Mr. Cannon took Ms. Walsh's arm and was guiding her to the door. I stopped them. "Ms. Walsh, may I have a few moments with you?"

She smiled at me, "Of course. I'd be happy to answer anything you'd like to ask." She nodded to her attorney. "You can wait in the car. I'll be down shortly."

"If Mr. Cannon would like to go on, I'd be happy to drive you back to wherever you're staying." I said, "Since I'm going to be leaving in the morning, I might impose on you for more time than he would like to wait."

"That would be fine." Mr. Cannon frowned slightly at her agreement, but walked down the hall and out the door to the corridor.

"Let's go get a cup of coffee while we talk." I suggested, "It will be more comfortable than sitting in my office anyway."

"So where do you want to begin?" Ms. Walsh, who'd asked that I call her Paisley, asked about ten minutes later as we were sitting in a coffee house a few blocks away from the Salisbury and Ashton building.

"Well, let's talk first about the day Lawrence was found. I don't want to take up too much of your time, so I'm not going to go into all the facts, but just tell me what you were doing with him."

"That's simple enough." She replied, "I found him."

"I was a part of the volunteer search and rescue team assigned to the Mt. Pleasant area. We had been over at the Limbaker facility, and afterwards I went into the woods."

"No one went with you into the woods?" I asked.

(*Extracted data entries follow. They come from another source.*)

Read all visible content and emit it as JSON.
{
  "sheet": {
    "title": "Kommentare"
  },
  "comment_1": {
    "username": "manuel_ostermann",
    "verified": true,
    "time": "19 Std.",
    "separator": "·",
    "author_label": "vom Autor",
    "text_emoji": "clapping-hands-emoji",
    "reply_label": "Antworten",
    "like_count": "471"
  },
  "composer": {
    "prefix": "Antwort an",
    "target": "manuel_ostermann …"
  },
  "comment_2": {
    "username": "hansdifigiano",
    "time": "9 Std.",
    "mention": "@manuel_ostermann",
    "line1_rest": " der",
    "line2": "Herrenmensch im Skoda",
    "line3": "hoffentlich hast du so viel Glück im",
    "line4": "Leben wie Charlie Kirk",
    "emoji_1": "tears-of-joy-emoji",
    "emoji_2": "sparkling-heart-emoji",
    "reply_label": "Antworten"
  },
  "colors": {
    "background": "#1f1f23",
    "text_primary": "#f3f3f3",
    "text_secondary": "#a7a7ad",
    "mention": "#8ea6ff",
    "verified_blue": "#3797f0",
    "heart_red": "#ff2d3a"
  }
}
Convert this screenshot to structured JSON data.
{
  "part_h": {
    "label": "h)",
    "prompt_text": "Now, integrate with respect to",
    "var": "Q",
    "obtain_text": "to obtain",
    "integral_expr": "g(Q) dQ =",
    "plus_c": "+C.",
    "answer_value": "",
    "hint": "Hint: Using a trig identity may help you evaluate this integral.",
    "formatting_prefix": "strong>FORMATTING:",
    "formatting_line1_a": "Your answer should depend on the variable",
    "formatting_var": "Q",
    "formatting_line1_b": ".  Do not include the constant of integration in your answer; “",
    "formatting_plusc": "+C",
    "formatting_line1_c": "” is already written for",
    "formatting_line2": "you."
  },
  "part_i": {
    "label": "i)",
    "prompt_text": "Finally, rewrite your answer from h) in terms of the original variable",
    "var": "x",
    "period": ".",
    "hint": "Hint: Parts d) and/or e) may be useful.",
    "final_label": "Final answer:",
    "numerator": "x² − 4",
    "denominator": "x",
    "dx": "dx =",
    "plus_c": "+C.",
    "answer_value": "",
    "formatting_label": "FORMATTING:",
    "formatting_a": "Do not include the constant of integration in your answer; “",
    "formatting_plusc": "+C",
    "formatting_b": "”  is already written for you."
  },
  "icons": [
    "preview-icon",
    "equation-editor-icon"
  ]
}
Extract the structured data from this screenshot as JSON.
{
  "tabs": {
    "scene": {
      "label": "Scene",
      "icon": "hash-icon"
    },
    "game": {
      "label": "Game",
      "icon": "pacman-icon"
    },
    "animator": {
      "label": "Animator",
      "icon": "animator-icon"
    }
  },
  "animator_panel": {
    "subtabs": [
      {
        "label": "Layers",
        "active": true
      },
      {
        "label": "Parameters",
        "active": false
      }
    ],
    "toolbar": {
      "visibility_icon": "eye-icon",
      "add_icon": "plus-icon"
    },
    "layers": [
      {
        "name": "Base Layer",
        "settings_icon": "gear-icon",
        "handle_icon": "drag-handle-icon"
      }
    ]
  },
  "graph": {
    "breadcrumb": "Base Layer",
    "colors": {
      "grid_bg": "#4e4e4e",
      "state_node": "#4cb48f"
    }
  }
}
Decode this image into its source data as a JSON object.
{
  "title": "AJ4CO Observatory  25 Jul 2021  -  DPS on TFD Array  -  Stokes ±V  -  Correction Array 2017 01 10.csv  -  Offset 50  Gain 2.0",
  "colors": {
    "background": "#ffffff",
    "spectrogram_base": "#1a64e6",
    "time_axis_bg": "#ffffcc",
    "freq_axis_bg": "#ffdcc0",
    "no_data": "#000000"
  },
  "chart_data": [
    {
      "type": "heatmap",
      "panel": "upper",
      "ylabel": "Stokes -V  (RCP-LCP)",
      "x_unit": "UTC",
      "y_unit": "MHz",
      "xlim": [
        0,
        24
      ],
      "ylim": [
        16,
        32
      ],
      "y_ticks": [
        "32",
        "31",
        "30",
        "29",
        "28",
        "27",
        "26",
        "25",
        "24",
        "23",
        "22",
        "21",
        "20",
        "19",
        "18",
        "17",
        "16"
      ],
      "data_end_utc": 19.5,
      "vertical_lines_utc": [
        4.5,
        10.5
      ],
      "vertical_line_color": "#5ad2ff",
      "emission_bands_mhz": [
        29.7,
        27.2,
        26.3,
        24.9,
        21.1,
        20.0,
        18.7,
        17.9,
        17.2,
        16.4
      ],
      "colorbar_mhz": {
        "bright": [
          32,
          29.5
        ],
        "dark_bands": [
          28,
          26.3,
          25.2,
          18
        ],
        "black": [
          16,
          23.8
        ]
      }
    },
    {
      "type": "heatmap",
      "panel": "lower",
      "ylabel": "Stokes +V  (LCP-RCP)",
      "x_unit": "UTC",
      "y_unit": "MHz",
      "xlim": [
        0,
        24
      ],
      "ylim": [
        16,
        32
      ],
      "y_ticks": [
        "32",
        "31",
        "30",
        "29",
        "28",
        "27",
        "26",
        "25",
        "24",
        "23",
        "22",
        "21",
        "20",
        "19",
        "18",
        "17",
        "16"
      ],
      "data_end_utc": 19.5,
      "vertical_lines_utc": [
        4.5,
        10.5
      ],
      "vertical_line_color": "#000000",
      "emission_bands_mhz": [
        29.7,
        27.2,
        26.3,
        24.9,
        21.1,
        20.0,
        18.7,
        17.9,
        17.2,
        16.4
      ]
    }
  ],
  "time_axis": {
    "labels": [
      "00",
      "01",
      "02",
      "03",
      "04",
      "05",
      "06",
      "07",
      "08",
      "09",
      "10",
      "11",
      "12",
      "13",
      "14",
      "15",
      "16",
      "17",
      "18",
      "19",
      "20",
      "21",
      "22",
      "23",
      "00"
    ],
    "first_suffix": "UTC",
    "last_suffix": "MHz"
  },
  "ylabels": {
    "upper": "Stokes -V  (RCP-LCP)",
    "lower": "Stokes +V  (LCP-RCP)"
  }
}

"No one else was aware that there were cabins in those woods, and said we needed to wait for the dogs to go through such a heavily wooded area." Paisley replied.

"How did you know about the cabins?"

"My family used to own a large parcel of land around Hobcaw Creek. I mean like fifty or sixty years ago. The cabins were on our neighbor's property, but he remained good friends with my grandparents for the rest of their lives, and when I was a little girl we would go up there on weekends during the summer."

"So you just started going through the cabins in order?"

She nodded, "I guess you'd say that. There isn't furniture in any of them anymore, so it was pretty easy to just open the doors and look in. Lawrence was in the middle cabin."

"Was he restrained in any way?"

Paisley nodded and tears came to her eyes, "Yes, he'd been put in a sleeping bag and the top closed with one of those nylon zip ties."

"I assume you freed him," I prompted.

"Of course. I had a knife with me and cut through the plastic and unzipped the bag. That I guess is what part of my problem was. The police weren't able to find any fingerprints except mine. But what was I supposed to do, Quinby? Cell phones don't work out there. I couldn't leave him and walk back to get the police."

"For what it's worth, I'd have done the same thing." I assured her. "Now when you got Lawrence out of the sleeping bag, did he say anything? Respond to you in any way?"

She thought for a moment, "Not really. I mean, he was, I guess you'd say dazed. Or maybe in shock, I don't know. He kind of opened his eyes, and said my name- you know like he was surprised to see me. Then he faded out again, and in less than a minute the cops showed up."

"How did the police find out so quickly? I thought you said cell phones don't work there."

"They don't. I guess I'd been gone a pretty good while, so one of the people on our team decided to have the police come look for me in case I'd gotten lost. I really am glad they did, because they were able to get medical help for Lawrence right away."

"So, when did he identify you as his abductor?" I asked, "Was it that day?"

Paisley shook her head, "No, he didn't regain consciousness for a couple of days. Not to the point of being coherent anyhow. And when the police asked him if he knew who'd kidnapped him, he said it was me."

"Do you have any theory why he would single you out?" I asked.

Another shake of the head, "Not a clue. We'd always gotten along well, he was an exceptional student. I have no idea why he would accuse me."

"Yet he picked you out of a lineup."

"Twice." She interjected.

I checked the time on my phone, "There's a lot more I would like to ask you, but I've got to get back to the office and get some things taken care of before I leave in the morning. Where are you staying?"